I will also add a command to scale the y axis to be log10 scale.
```{r}
gdp_v_le <- gapminder %>% filter(year==2000, !is.na(gdp)) %>%
mutate(gdpPerCap = gdp/population) %>%
ggplot(aes(x = life_expectancy, y=gdpPerCap, color=continent)) +
geom_point(color="black", alpha = 0.2) +
geom_smooth(method="lm", formula = y ~ x, se = FALSE) +
scale_y_log10()
gdp_v_le + theme_dark()
gdp_v_le + theme_classic()
gdp_v_le + theme_minimal()
```
So far, we've only looked at plots involving two dimensional continous data, such as scatter and line plots. Let's now look at some additional types of plots.
## 1-d plots
The simplest kind of one-dimensional plots are those that summarize the distribution of a single continuous variable, such as histograms and density plots. These are very useful, so let's look at how to make them with ggplot.
```{r}
gapminder %>% ggplot(aes(life_expectancy)) + geom_histogram(binwidth=2)
```
```{r}
le_dist <- gapminder %>% mutate(decade = as.factor(floor(year/10))) %>%
ggplot(aes(life_expectancy, color=decade))
le_dist + geom_histogram(binwidth = 3)
le_dist + geom_freqpoly(binwidth = 3)
le_dist + geom_density()
```
## Categorical data
Sometimes we want to plot categorical data, either bar plots with counts of each discrete value, or boxplots or similar that summarize the distribution of a continuous variable by category.
For example, we might want to look at a summary of the plot we just made.
```{r}
gapminder %>% mutate(decade = as.factor(floor(year/10))) %>%
ggplot(aes(x=decade, y=life_expectancy)) + geom_boxplot()
gapminder %>% mutate(decade = as.factor(floor(year/10))) %>%
ggplot(aes(x=decade, y=life_expectancy, fill=continent)) + geom_boxplot()
gapminder %>% mutate(decade = as.factor(floor(year/10))) %>%
ggplot(aes(x=continent, y=life_expectancy)) + geom_boxplot(aes(color=decade))
```
Notice that the 'color' argument here in aes() functions like a group_by argument, and groups points by default; fill does the same thing but colors the inside of the boxplot instead of the outside. Note also that we can put the aes() argument either in the ggplot call or the geom. For this plot, it doesn't make a difference, but if we wanted to include multiple geoms in one plot, it could.

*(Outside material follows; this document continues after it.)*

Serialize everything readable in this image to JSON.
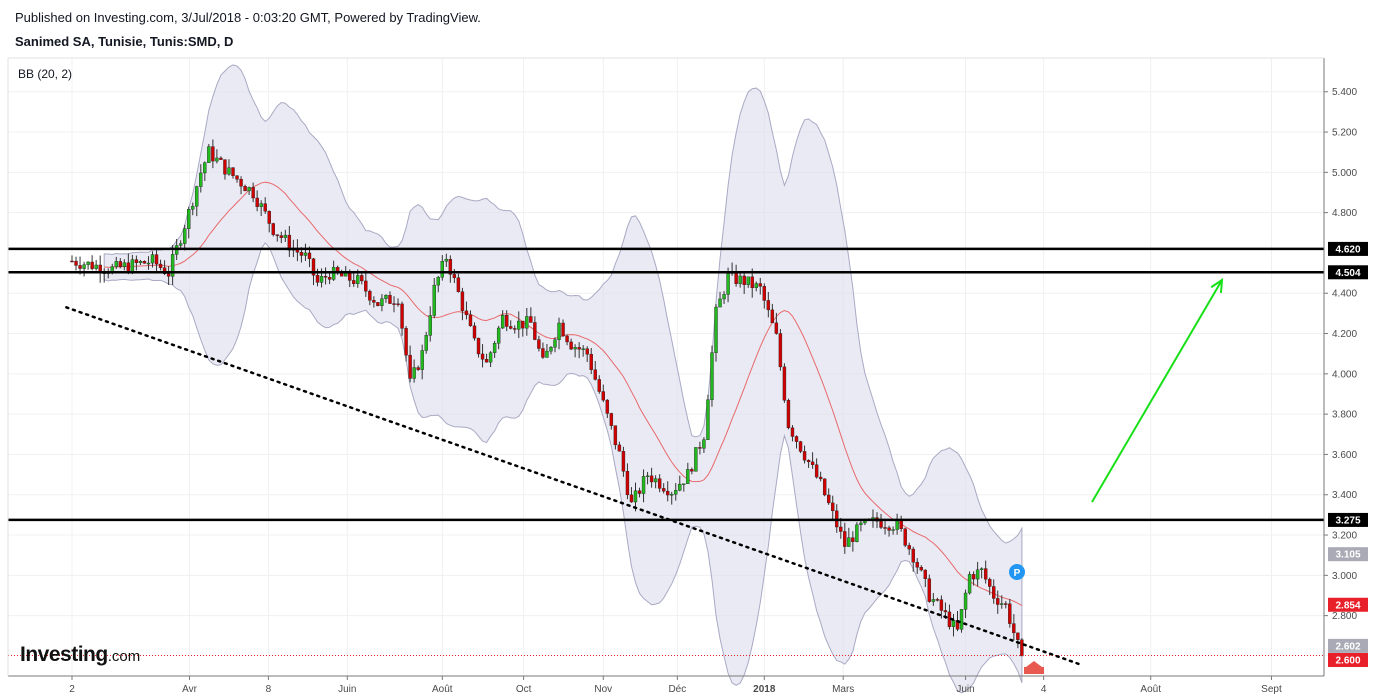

Finally, let's end with something a bit more complicated:
```{r}
gapminder %>% mutate(decade = as.factor(floor(year/10)),
log_gdpPerCap = log10(gdp/population)) %>%
filter(!is.na(log_gdpPerCap)) %>%
ggplot(aes(x=log_gdpPerCap, y=life_expectancy)) +
geom_point(alpha=0.2, color="gray50") +
geom_smooth(color="red", method="loess", formula = y~x) +
facet_grid(cols=vars(decade), rows=vars(continent))
```
## Review
We've covered a lot of material here, so let's just touch on the basics.
A plot in ggplot is built up from a dataset, a set of aesthetics establishing a coordinate system and axis, and geoms mapping data to the aesthetics.
For many simple plots, the default options for the geom call work fine, as we've seen. There are geoms for almost any way of plotting data you could imagine.
Grouping is available as well, which lets you naturally summarize subsets of your data. While we didn't talk about it today, facet_grid and facet_wrap can help you create grids of plots each summarizing a different subset of the data.